Aunt Vadge: I got touched through my clothes and now it’s bleeding and sore

  • Veronica Danger Vulvovaginal specialist naturopath
    Author: Aunt Vadge
    Qualified Naturopath | BHSc(N)

Dear Aunt Vadge,

Last night my boyfriend fingered me on top of my clothing, where my urethra is. It was painful, but I was enjoying it. This was the first time I’d done anything since being sexually assaulted last June (not by my boyfriend). Yesterday was also the day my period ended.

After he was done I went to the bathroom, and it stung to pee and I was bleeding. This morning I checked and it’s red and swollen and still hurts a lot – sore even lying down, sitting or walking, and it stings when I pee. I don’t want to tell my parents or a doctor.

Do you think the pain and swelling will go away on its own within a couple of days? Any suggestions? I’m 18 and a virgin.

Sincerely,
Pained
Age: 18
Country: United States


Dear Pained,

First, I’m so sorry you were assaulted. None of that was your fault, and reopening the door to intimacy afterwards can be really hard – it’s completely understandable if sex and touch feel complicated now. If you ever want to talk to someone, a confidential sexual assault support service can help you work through it at your own pace, with no pressure and no need to involve anyone you don’t want to.

Now to what happened last night.
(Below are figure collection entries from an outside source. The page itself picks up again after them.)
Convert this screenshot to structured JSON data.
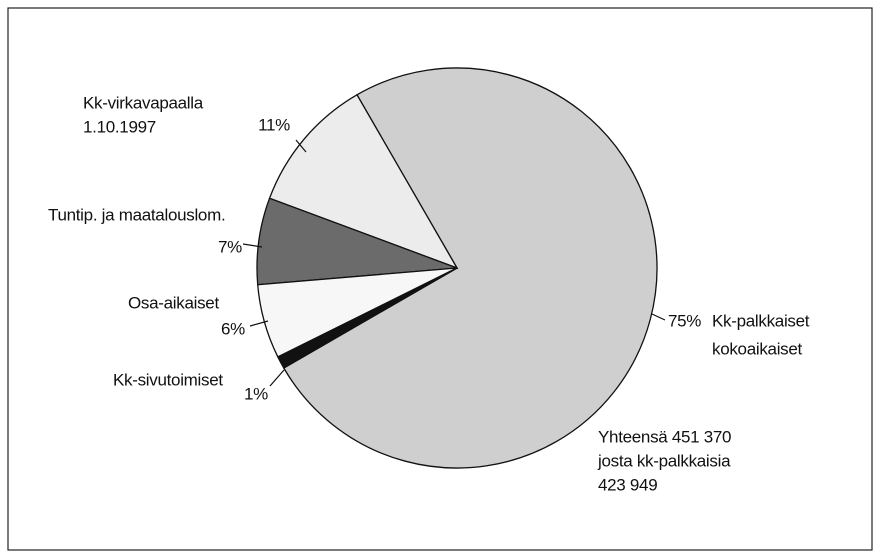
{
  "chart_data": {
    "type": "pie",
    "categories": [
      [
        "Kk-palkkaiset",
        "kokoaikaiset"
      ],
      [
        "Kk-virkavapaalla",
        "1.10.1997"
      ],
      [
        "Tuntip. ja maatalouslom."
      ],
      [
        "Osa-aikaiset"
      ],
      [
        "Kk-sivutoimiset"
      ]
    ],
    "values": [
      75,
      11,
      7,
      6,
      1
    ],
    "value_labels": [
      "75%",
      "11%",
      "7%",
      "6%",
      "1%"
    ],
    "colors": [
      "#cfcfcf",
      "#ececec",
      "#6b6b6b",
      "#f7f7f7",
      "#111111"
    ],
    "startangle": 210,
    "counterclock": true,
    "annotation": [
      "Yhteensä 451 370",
      "josta kk-palkkaisia",
      "423 949"
    ]
  }
}
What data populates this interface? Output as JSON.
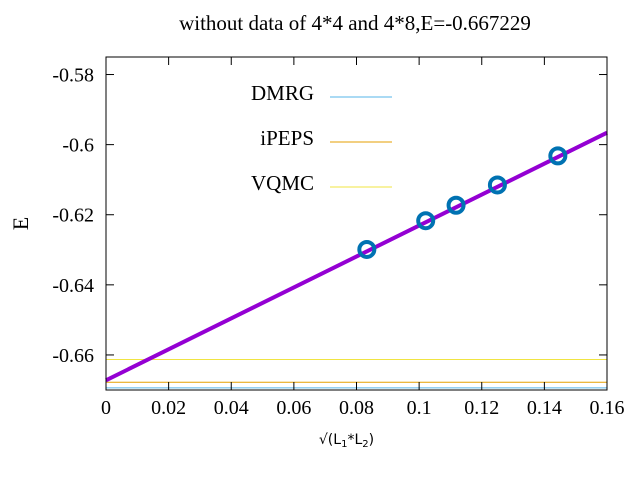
{
  "chart_data": {
    "type": "line",
    "title": "without data of 4*4 and 4*8,E=-0.667229",
    "xlabel": "√(L₁*L₂)",
    "xlabel_parts": {
      "lead": "√(L",
      "sub1": "1",
      "mid": "*L",
      "sub2": "2",
      "tail": ")"
    },
    "ylabel": "E",
    "xlim": [
      0,
      0.16
    ],
    "ylim": [
      -0.67,
      -0.575
    ],
    "x_ticks": [
      0,
      0.02,
      0.04,
      0.06,
      0.08,
      0.1,
      0.12,
      0.14,
      0.16
    ],
    "x_tick_labels": [
      "0",
      "0.02",
      "0.04",
      "0.06",
      "0.08",
      "0.1",
      "0.12",
      "0.14",
      "0.16"
    ],
    "y_ticks": [
      -0.58,
      -0.6,
      -0.62,
      -0.64,
      -0.66
    ],
    "y_tick_labels": [
      "-0.58",
      "-0.6",
      "-0.62",
      "-0.64",
      "-0.66"
    ],
    "grid": false,
    "legend_position": "top-left",
    "series": [
      {
        "name": "DMRG",
        "kind": "hline",
        "y": -0.6694,
        "color": "#56b4e9"
      },
      {
        "name": "iPEPS",
        "kind": "hline",
        "y": -0.6678,
        "color": "#e69f00"
      },
      {
        "name": "VQMC",
        "kind": "hline",
        "y": -0.6613,
        "color": "#f0e442"
      },
      {
        "kind": "fit",
        "color": "#9400d3",
        "x": [
          0,
          0.16
        ],
        "y": [
          -0.66723,
          -0.5966
        ]
      },
      {
        "kind": "points",
        "color": "#0072b2",
        "x": [
          0.0833,
          0.1021,
          0.1118,
          0.125,
          0.1443
        ],
        "y": [
          -0.6299,
          -0.6217,
          -0.6173,
          -0.6115,
          -0.6032
        ]
      }
    ]
  }
}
The most important thing to know is that sex, fingering, any of it, should not hurt. Rubbing your vulva through clothing can be surprisingly rough – the fabric is dry and firm, and it can graze and damage the delicate skin, which is what seems to have happened here.

My rule for you: never let anything carry on during sex if it’s causing you pain. There are so many ways to feel good, and pain is a signal that something’s wrong and your skin is getting hurt. You’re always allowed to say stop.

Sit down with your boyfriend and read Sex 101, fingering basics, and our guide to cunnilingus, and look at the diagrams in Vag Basics so you both understand your anatomy. None of us is taught how to touch a vagina well, and it doesn’t matter how many he’s touched before – he doesn’t know yours, so it’s worth learning together. It has to feel good, or it isn’t really sex.

One thing to point out: your urethra (your pee-hole) isn’t an erogenous zone, and it’s delicate, so it’s best left alone during sex. It sounds like he was aiming for your clitoris and landed in the wrong spot. With a bit of shared reading and your guidance, that’s an easy fix.

For the soreness right now, a minor graze like this usually calms down within a few days. Our guide on how to deal with cuts and tears from fingering walks you through soothing it and what to expect. Be gentle with the area, wear soft cotton, and skip any more friction until it’s healed.

One safety note, because you mentioned stinging when you pee and some bleeding. If that stinging or bleeding is still going on after a day or two, or you develop a fever, can’t pass urine, or the swelling gets worse rather than better, please get it looked at – that combination can point to a urine infection or a deeper graze that needs a little help. A sexual health clinic is a confidential option, and you don’t have to involve your parents to be seen.

Write any time.

Warmest regards,
Aunt Vadge

This is general information, not a substitute for personalised medical advice.